Nessuno dei due ne era a conoscenza, ma lei e Harlock avevano avuto il medesimo sentimento di repulsione, al punto che Kaya non volle nemmeno vederlo.

 

Non che si aspettasse baci, abbracci o chissà cosa, ma Yattaran ci rimase male, e Tadashi con lui.

In fondo erano riusciti in un’impresa senza precedenti, una porta sul passato, lì, a portata di mano; ma per il capitano e la diretta interessata era una specie di mostro.


«Non mi piace… non ce la voglio quella macchina infernale qui a bordo…» borbottó mentre sorbiva un bicchiere di rosso in compagnia di Meeme.

 

«Daró ordine che venga smantellata quanto prima. Non ha senso tenerla qui.
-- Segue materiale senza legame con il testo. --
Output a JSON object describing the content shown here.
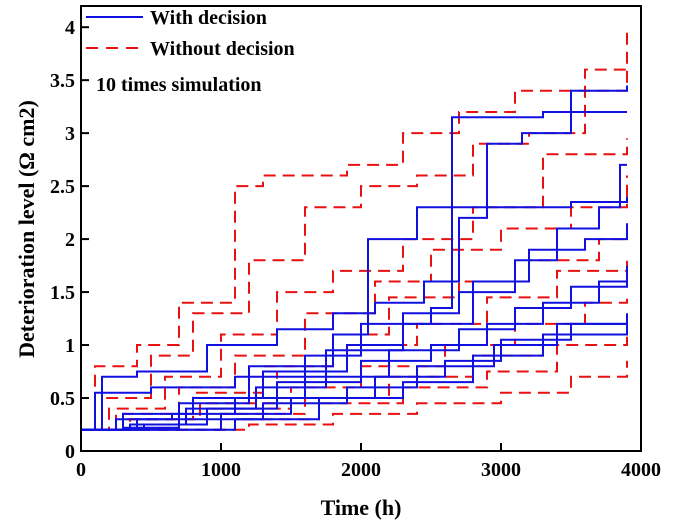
{
  "chart_data": {
    "type": "line",
    "xlabel": "Time (h)",
    "ylabel": "Deterioration level (Ω cm2)",
    "xlim": [
      0,
      4000
    ],
    "ylim": [
      0,
      4.2
    ],
    "x_ticks": [
      "0",
      "1000",
      "2000",
      "3000",
      "4000"
    ],
    "y_ticks": [
      "0",
      "0.5",
      "1",
      "1.5",
      "2",
      "2.5",
      "3",
      "3.5",
      "4"
    ],
    "annotation": "10 times simulation",
    "legend_position": "top-left",
    "legend": [
      {
        "label": "With decision",
        "color": "#1010e0",
        "style": "solid"
      },
      {
        "label": "Without decision",
        "color": "#e81010",
        "style": "dashed"
      }
    ],
    "series": [
      {
        "group": "With decision",
        "color": "#1010e0",
        "style": "solid",
        "x": [
          0,
          150,
          400,
          900,
          1400,
          1800,
          2100,
          2450,
          2700,
          2900,
          3150,
          3500,
          3900
        ],
        "y": [
          0.2,
          0.7,
          0.75,
          1.0,
          1.15,
          1.3,
          1.4,
          1.6,
          2.2,
          2.9,
          3.0,
          3.4,
          3.45
        ]
      },
      {
        "group": "With decision",
        "color": "#1010e0",
        "style": "solid",
        "x": [
          0,
          100,
          500,
          1100,
          1600,
          2000,
          2500,
          2650,
          2900,
          3300,
          3600,
          3900
        ],
        "y": [
          0.2,
          0.55,
          0.6,
          0.7,
          0.9,
          1.2,
          1.35,
          3.15,
          3.15,
          3.2,
          3.2,
          3.2
        ]
      },
      {
        "group": "With decision",
        "color": "#1010e0",
        "style": "solid",
        "x": [
          0,
          300,
          800,
          1300,
          1900,
          2300,
          2700,
          3100,
          3400,
          3700,
          3850,
          3900
        ],
        "y": [
          0.2,
          0.35,
          0.5,
          0.75,
          1.0,
          1.3,
          1.5,
          1.8,
          2.1,
          2.3,
          2.7,
          2.7
        ]
      },
      {
        "group": "With decision",
        "color": "#1010e0",
        "style": "solid",
        "x": [
          0,
          400,
          700,
          1200,
          1800,
          2050,
          2400,
          3000,
          3500,
          3900
        ],
        "y": [
          0.2,
          0.3,
          0.45,
          0.8,
          1.1,
          2.0,
          2.3,
          2.3,
          2.35,
          2.4
        ]
      },
      {
        "group": "With decision",
        "color": "#1010e0",
        "style": "solid",
        "x": [
          0,
          350,
          750,
          1250,
          1750,
          2300,
          2800,
          3200,
          3600,
          3900
        ],
        "y": [
          0.2,
          0.25,
          0.4,
          0.6,
          0.95,
          1.2,
          1.6,
          1.9,
          2.0,
          2.15
        ]
      },
      {
        "group": "With decision",
        "color": "#1010e0",
        "style": "solid",
        "x": [
          0,
          250,
          650,
          1100,
          1600,
          2200,
          2700,
          3100,
          3500,
          3900
        ],
        "y": [
          0.2,
          0.3,
          0.35,
          0.5,
          0.7,
          0.95,
          1.15,
          1.35,
          1.55,
          1.75
        ]
      },
      {
        "group": "With decision",
        "color": "#1010e0",
        "style": "solid",
        "x": [
          0,
          450,
          900,
          1400,
          2000,
          2500,
          2900,
          3300,
          3700,
          3900
        ],
        "y": [
          0.2,
          0.25,
          0.4,
          0.65,
          0.85,
          1.0,
          1.2,
          1.4,
          1.6,
          1.65
        ]
      },
      {
        "group": "With decision",
        "color": "#1010e0",
        "style": "solid",
        "x": [
          0,
          300,
          700,
          1300,
          1900,
          2400,
          2950,
          3400,
          3900
        ],
        "y": [
          0.2,
          0.22,
          0.3,
          0.45,
          0.6,
          0.8,
          1.0,
          1.2,
          1.3
        ]
      },
      {
        "group": "With decision",
        "color": "#1010e0",
        "style": "solid",
        "x": [
          0,
          500,
          1000,
          1500,
          2100,
          2600,
          3000,
          3500,
          3900
        ],
        "y": [
          0.2,
          0.2,
          0.35,
          0.5,
          0.7,
          0.85,
          1.05,
          1.2,
          1.27
        ]
      },
      {
        "group": "With decision",
        "color": "#1010e0",
        "style": "solid",
        "x": [
          0,
          600,
          1100,
          1700,
          2300,
          2800,
          3300,
          3900
        ],
        "y": [
          0.2,
          0.2,
          0.3,
          0.5,
          0.65,
          0.9,
          1.1,
          1.2
        ]
      },
      {
        "group": "Without decision",
        "color": "#e81010",
        "style": "dashed",
        "x": [
          0,
          100,
          400,
          700,
          1100,
          1300,
          1900,
          2300,
          2700,
          3100,
          3500,
          3900
        ],
        "y": [
          0.2,
          0.8,
          1.0,
          1.4,
          2.5,
          2.6,
          2.7,
          3.0,
          3.2,
          3.4,
          3.4,
          3.95
        ]
      },
      {
        "group": "Without decision",
        "color": "#e81010",
        "style": "dashed",
        "x": [
          0,
          150,
          500,
          800,
          1200,
          1600,
          2000,
          2400,
          2800,
          3200,
          3600,
          3900
        ],
        "y": [
          0.2,
          0.5,
          0.9,
          1.3,
          1.8,
          2.3,
          2.5,
          2.6,
          2.9,
          3.0,
          3.6,
          3.65
        ]
      },
      {
        "group": "Without decision",
        "color": "#e81010",
        "style": "dashed",
        "x": [
          0,
          200,
          600,
          1000,
          1400,
          1800,
          2300,
          2800,
          3300,
          3900
        ],
        "y": [
          0.2,
          0.4,
          0.7,
          1.1,
          1.5,
          1.7,
          2.0,
          2.3,
          2.8,
          2.95
        ]
      },
      {
        "group": "Without decision",
        "color": "#e81010",
        "style": "dashed",
        "x": [
          0,
          250,
          700,
          1100,
          1600,
          2100,
          2500,
          3000,
          3500,
          3900
        ],
        "y": [
          0.2,
          0.35,
          0.6,
          0.9,
          1.3,
          1.6,
          1.9,
          2.1,
          2.3,
          2.6
        ]
      },
      {
        "group": "Without decision",
        "color": "#e81010",
        "style": "dashed",
        "x": [
          0,
          300,
          800,
          1300,
          1800,
          2200,
          2700,
          3200,
          3700,
          3900
        ],
        "y": [
          0.2,
          0.3,
          0.55,
          0.8,
          1.1,
          1.45,
          1.6,
          1.8,
          2.0,
          2.0
        ]
      },
      {
        "group": "Without decision",
        "color": "#e81010",
        "style": "dashed",
        "x": [
          0,
          350,
          850,
          1400,
          1900,
          2400,
          2900,
          3400,
          3900
        ],
        "y": [
          0.2,
          0.3,
          0.45,
          0.75,
          1.0,
          1.2,
          1.45,
          1.7,
          1.85
        ]
      },
      {
        "group": "Without decision",
        "color": "#e81010",
        "style": "dashed",
        "x": [
          0,
          400,
          900,
          1500,
          2000,
          2600,
          3100,
          3600,
          3900
        ],
        "y": [
          0.2,
          0.25,
          0.4,
          0.6,
          0.8,
          1.0,
          1.2,
          1.4,
          1.45
        ]
      },
      {
        "group": "Without decision",
        "color": "#e81010",
        "style": "dashed",
        "x": [
          0,
          450,
          1000,
          1600,
          2200,
          2800,
          3300,
          3900
        ],
        "y": [
          0.2,
          0.2,
          0.35,
          0.5,
          0.7,
          0.9,
          1.1,
          1.25
        ]
      },
      {
        "group": "Without decision",
        "color": "#e81010",
        "style": "dashed",
        "x": [
          0,
          500,
          1100,
          1700,
          2300,
          2900,
          3400,
          3900
        ],
        "y": [
          0.2,
          0.2,
          0.3,
          0.45,
          0.6,
          0.75,
          1.0,
          1.15
        ]
      },
      {
        "group": "Without decision",
        "color": "#e81010",
        "style": "dashed",
        "x": [
          0,
          550,
          1200,
          1800,
          2400,
          3000,
          3500,
          3900
        ],
        "y": [
          0.2,
          0.2,
          0.25,
          0.35,
          0.45,
          0.55,
          0.7,
          0.85
        ]
      }
    ]
  }
}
Tra poco Kaya diventerà mia moglie, e la sua vita passata cesserà di esistere.»

 

Sembrava più riflettere a voce alta che parlare con lei.

 

«Ne hai paura…» osservò Meeme, stupita.

Non conosceva questo sentimento nel suo capitano.

 

«… ha qualcosa che non so spiegare. Non lo conosco e non so controllarlo. Non sembra proprio l’abbia costruito Yattaran, piuttosto uscito direttamente dall’inferno.»

 

Meeme sorrise «Ti spaventa perché sai che potrebbe portarti via Kaya. È solo questo.»

 

«Sì, probabilmente hai ragione tu. Sta di fatto che non ce lo voglio…» Buttó giù una lunga sorsata di vino.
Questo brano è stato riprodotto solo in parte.